Sporadic meteors are those meteors that cannot be associated with any known meteor shower. All meteor showers are evolving and disperse over time to the point where they are no longer recognizable. Away from the peaks of the major annual showers, these sporadic meteors make up the bulk of the activity seen each night. As seen from the mid-northern hemisphere (45N) one would expect to see during this period approximately 9 sporadic meteors per hour during the last hour before dawn as seen from rural observing sites. Evening rates would be near 2 per hour. As seen from the tropical southern latitudes (25S), morning rates would be near 7 per hour as seen from rural observing sites and 2 per hour during the evening hours. Locations between these two extremes would see activity between these listed figures. Evening rates are reduced due to moonlight.

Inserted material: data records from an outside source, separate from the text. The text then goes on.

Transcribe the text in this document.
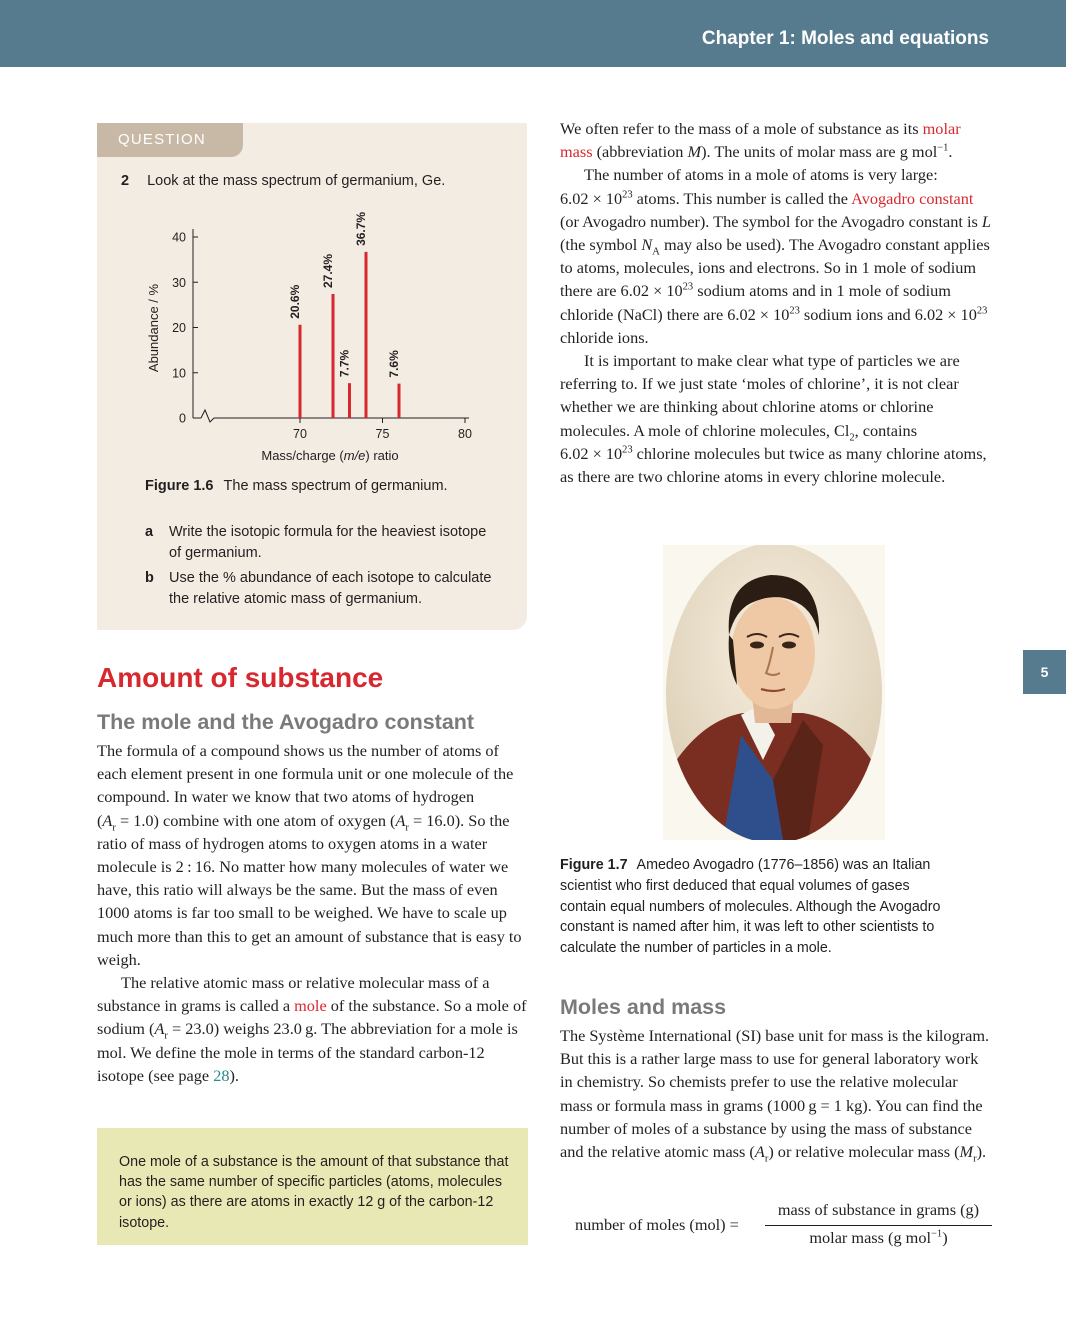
Chapter 1: Moles and equations
5
QUESTION
2 Look at the mass spectrum of germanium, Ge.
Figure 1.6 The mass spectrum of germanium.
a Write the isotopic formula for the heaviest isotope

of germanium.
b Use the % abundance of each isotope to calculate

the relative atomic mass of germanium.
0
10
20
30
40
70	75	80
20.6%
27.4%
7.7%
36.7%
7.6%
Mass/charge (m/e) ratio
Abundance / %
Amount of substance
The mole and the Avogadro constant

The formula of a compound shows us the number of atoms of each element present in one formula unit or one molecule of the compound. In water we know that two atoms of hydrogen $(A_r = 1.0)$ combine with one atom of oxygen $(A_r = 16.0)$. So the ratio of mass of hydrogen atoms to oxygen atoms in a water molecule is 2 : 16. No matter how many molecules of water we have, this ratio will always be the same. But the mass of even 1000 atoms is far too small to be weighed. We have to scale up much more than this to get an amount of substance that is easy to weigh.

The relative atomic mass or relative molecular mass of a substance in grams is called a mole of the substance. So a mole of sodium $(A_r = 23.0)$ weighs 23.0 g. The abbreviation for a mole is mol. We define the mole in terms of the standard carbon-12 isotope (see page 28).

One mole of a substance is the amount of that substance that has the same number of specific particles (atoms, molecules or ions) as there are atoms in exactly 12 g of the carbon-12 isotope.

We often refer to the mass of a mole of substance as its molar mass (abbreviation M). The units of molar mass are g mol$^{-1}$.

The number of atoms in a mole of atoms is very large: $6.02 \times 10^{23}$ atoms. This number is called the Avogadro constant (or Avogadro number). The symbol for the Avogadro constant is L (the symbol $N_A$ may also be used). The Avogadro constant applies to atoms, molecules, ions and electrons. So in 1 mole of sodium there are $6.02 \times 10^{23}$ sodium atoms and in 1 mole of sodium chloride (NaCl) there are $6.02 \times 10^{23}$ sodium ions and $6.02 \times 10^{23}$ chloride ions.

It is important to make clear what type of particles we are referring to. If we just state ‘moles of chlorine’, it is not clear whether we are thinking about chlorine atoms or chlorine molecules. A mole of chlorine molecules, $Cl_2$, contains $6.02 \times 10^{23}$ chlorine molecules but twice as many chlorine atoms, as there are two chlorine atoms in every chlorine molecule.

Figure 1.7 Amedeo Avogadro (1776–1856) was an Italian
scientist who first deduced that equal volumes of gases
contain equal numbers of molecules. Although the Avogadro
constant is named after him, it was left to other scientists to
calculate the number of particles in a mole.
Moles and mass

The Système International (SI) base unit for mass is the kilogram. But this is a rather large mass to use for general laboratory work in chemistry. So chemists prefer to use the relative molecular mass or formula mass in grams (1000 g = 1 kg). You can find the number of moles of a substance by using the mass of substance and the relative atomic mass $(A_r)$ or relative molecular mass $(M_r)$.

number of moles (mol) =
mass of substance in grams (g)
molar mass (g mol$^{-1}$)
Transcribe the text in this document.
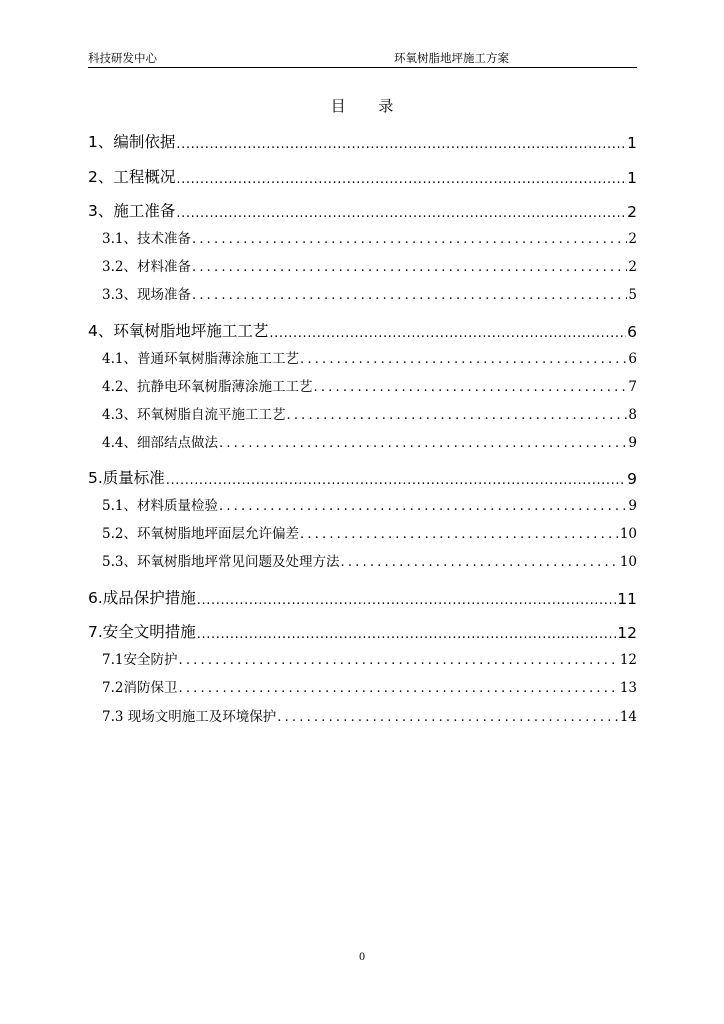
科技研发中心	环氧树脂地坪施工方案
目 录
1、编制依据 .....	1
2、工程概况 .....	1
3、施工准备 .....	2
3.1、技术准备 .....	2
3.2、材料准备 .....	2
3.3、现场准备 .....	5
4、环氧树脂地坪施工工艺 .....	6
4.1、普通环氧树脂薄涂施工工艺 .....	6
4.2、抗静电环氧树脂薄涂施工工艺 .....	7
4.3、环氧树脂自流平施工工艺 .....	8
4.4、细部结点做法 .....	9
5.质量标准 .....	9
5.1、材料质量检验 .....	9
5.2、环氧树脂地坪面层允许偏差 .....	10
5.3、环氧树脂地坪常见问题及处理方法 .....	10
6.成品保护措施 .....	11
7.安全文明措施 .....	12
7.1安全防护 .....	12
7.2消防保卫 .....	13
7.3 现场文明施工及环境保护 .....	14
0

The list below offers the information in tabular form of the showers that I feel are within reach of the visual observer to discern. Hourly rates are often less than one, so these sources are rarely listed as visual targets in most meteor shower lists. If you are like me and wish to associate as many meteors as possible with known sources, then you will appreciate these listings. Before listing meteors from these obscure sources, you should attempt to prove these meteors belong to them and are not chance alignments of sporadic meteors. You can note parameters such as duration, length, radiant distance and the elevation of each meteor to help compute the probability of shower association.  It should be remembered that slow meteors can be seen from fast showers, but fast meteors cannot be produced from slow showers. Slower showers are those with velocities less than 35/km per second. Slow meteors can appear from fast showers when they appear close to the radiant or low in the sky. The table located on page 22 of the IMO’s 2024 Meteor Shower Calendar is a big help in aiding in the identification of meteors. If you record the length and duration of each meteor, you can use this chart to check the probability of the meteor belonging to a shower of known velocity. If the angular velocity is similar to the figure in the table, then your meteor probably belongs to that shower. Rates and positions are exact for Saturday night/Sunday morning.

 

SHOWER DATE OF MAXIMUM ACTIVITY CELESTIAL POSITION ENTRY VELOCITY CULMINATION HOURLY RATE CLASS
RA (RA in Deg.) DEC Km/Sec Local Summer Time North-South
alpha Capricornids (CAP) Jul 31 19:51 (298) -13 25 02:00 1  – 1 II
Anthelions (ANT) 20:16 (304) -20 30 02:00 1  – 2 II
Northern June Aquilids (NZC) Jul 15 21:14 (319) -03 38 03:00 1  – 1 IV
Microscopiids (MIC) Jul 05 21:45 (326) -26 39 03:00 <1  – <1 IV
July Pegasids (JPE) Jul 10 23:23 (351) +12 64 05:00 1  – 1 II
zeta Cassiopeiids (ZCS) Jul 15 00:21 (355) +51 57 06:00 1  – <1 IV
eta Eridanids (ERI) Aug 06 01:29 (022) -21 64 08:00 <1  – <1 II
phi Piscids (PPS) Jul 11 01:36 (024) +29 66 08:00 1  – <1 IV
c-Andromedids (CAN) Jul 12 2:20 (035) +49 57 09:00 <1  – <1 IV
July chi Arietids (JXA) Jul 07 02:20 (035) +09 69 09:00 <1  – <1 IV

You can keep track of the activity of these meteor showers as well as those beyond the limits of visual observing by visiting the NASA Meteor Shower Portal. You can move the sky globe to see different areas of the sky. Colored dots indicate shower meteors while white dots indicate sporadic (random) activity. The large orange disk indicates the position of the sun so little activity will be seen in that area of the sky.

Class Explanation: A scale to group meteor showers by their intensity:

  • Class I: the strongest annual showers with Zenith Hourly Rates normally ten or better.
  • Class II: reliable minor showers with ZHR’s normally two to ten.
  • Class III: showers that do not provide annual activity. These showers are rarely active yet have the potential to produce a major display on occasion.
  • Class IV: weak minor showers with ZHR’s rarely exceeding two. The study of these showers is best left to experienced observers who use plotting and angular velocity estimates to determine shower association. These weak showers are also good targets for video and photographic work. Observers with less experience are urged to limit their shower associations to showers with a rating of I to III.